Biography: Arpita Kulshrestha

Abstract

The identification of novel targets for early diagnosis and development of alternate therapies is vital to patient outcome in ovarian cancer (OVCA). Tumor associated vacuolar-H+-ATPases (V-ATPases) are multi-subunit proton-pumps that acidify the tumor microenvironment, thereby promoting tumor invasion, metastasis and drug-resistance.

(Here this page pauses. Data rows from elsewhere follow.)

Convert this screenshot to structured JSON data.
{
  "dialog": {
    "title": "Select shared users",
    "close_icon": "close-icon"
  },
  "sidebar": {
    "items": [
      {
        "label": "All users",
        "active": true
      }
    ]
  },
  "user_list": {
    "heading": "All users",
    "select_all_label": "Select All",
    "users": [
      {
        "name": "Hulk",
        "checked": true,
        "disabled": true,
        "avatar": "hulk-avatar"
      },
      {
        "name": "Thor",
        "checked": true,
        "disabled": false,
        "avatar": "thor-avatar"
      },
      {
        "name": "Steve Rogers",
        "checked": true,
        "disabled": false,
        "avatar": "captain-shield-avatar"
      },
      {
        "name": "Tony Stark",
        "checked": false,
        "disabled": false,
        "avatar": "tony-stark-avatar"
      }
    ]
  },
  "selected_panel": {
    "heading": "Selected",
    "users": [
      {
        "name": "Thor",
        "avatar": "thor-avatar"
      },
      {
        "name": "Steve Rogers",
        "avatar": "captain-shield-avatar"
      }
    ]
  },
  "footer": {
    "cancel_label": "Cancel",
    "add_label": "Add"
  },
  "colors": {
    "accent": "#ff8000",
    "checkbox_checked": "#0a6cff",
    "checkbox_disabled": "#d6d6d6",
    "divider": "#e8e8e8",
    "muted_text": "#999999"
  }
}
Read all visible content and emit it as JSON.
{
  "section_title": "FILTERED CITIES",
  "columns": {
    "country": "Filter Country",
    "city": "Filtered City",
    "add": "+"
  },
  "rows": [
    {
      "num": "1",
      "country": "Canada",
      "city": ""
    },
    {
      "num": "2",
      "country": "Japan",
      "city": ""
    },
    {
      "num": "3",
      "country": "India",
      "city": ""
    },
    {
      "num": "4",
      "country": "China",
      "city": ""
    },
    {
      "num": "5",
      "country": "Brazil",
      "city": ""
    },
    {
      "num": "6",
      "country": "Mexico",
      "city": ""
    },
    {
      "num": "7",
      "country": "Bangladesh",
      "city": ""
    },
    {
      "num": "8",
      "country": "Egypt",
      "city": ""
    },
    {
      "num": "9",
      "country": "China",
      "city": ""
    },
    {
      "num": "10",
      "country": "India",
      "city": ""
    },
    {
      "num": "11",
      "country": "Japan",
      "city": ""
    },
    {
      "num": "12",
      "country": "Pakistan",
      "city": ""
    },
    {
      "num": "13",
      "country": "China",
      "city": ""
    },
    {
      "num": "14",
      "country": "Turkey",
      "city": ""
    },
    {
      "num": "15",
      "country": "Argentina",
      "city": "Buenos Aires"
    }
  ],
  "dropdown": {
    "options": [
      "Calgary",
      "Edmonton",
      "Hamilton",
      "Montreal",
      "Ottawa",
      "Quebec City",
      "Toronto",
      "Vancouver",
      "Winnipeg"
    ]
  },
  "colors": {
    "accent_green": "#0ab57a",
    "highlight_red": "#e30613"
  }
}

The subunit ‘a’ of its V0 domain is the major pH-sensing unit. Specifically, its ‘a2’ isoform (V0a2) is critical in metastasis through tumor-acidification and immuno-modulation. Initial evidence suggests that this is an ideal molecule for early diagnosis/treatment of OVCA. We investigated the expression of V0a2 in the clinical tissues from low-grade, high-grade and endometrioid OVCA. Immuno-histochemistry revealed that V0a2 was expressed in both low and high-grade serous-adenocarcinoma with weak staining in normal ovarian tissues. Among different pathological grades, V0a2 expression was significantly higher (p<0.05) in high-grade compared to low-grade serous-adenocarcinoma. The V0a2 expression correlated with Ki67 and CA-125 cancer cell antigen staining, confirming its expression on cancer cells. In these tissues, immuno-fluorescence analysis showed V0a2 localization on the plasma-membrane of cancer cells with no surface expression on normal ovary. V0a2 DNA/RNA-seq studies are ongoing to identify its underlying gene expression and regulation in OVCA. We also examined the presence of V0a2 in infiltrated immune cells in these OVCA tissues. V0a2 was expressed on CD68-positive tumor-associated macrophages (TAMs). In TAMs, V0a2 is known to regulate IL-1β expression leading to angiogenesis. Therefore, we conclude that V0a2 isoform is the plasma-membrane form of V-ATPase-‘a’subunit and is a potential tumor associated antigen candidate to target for diagnosis and treatment of ovarian cancer.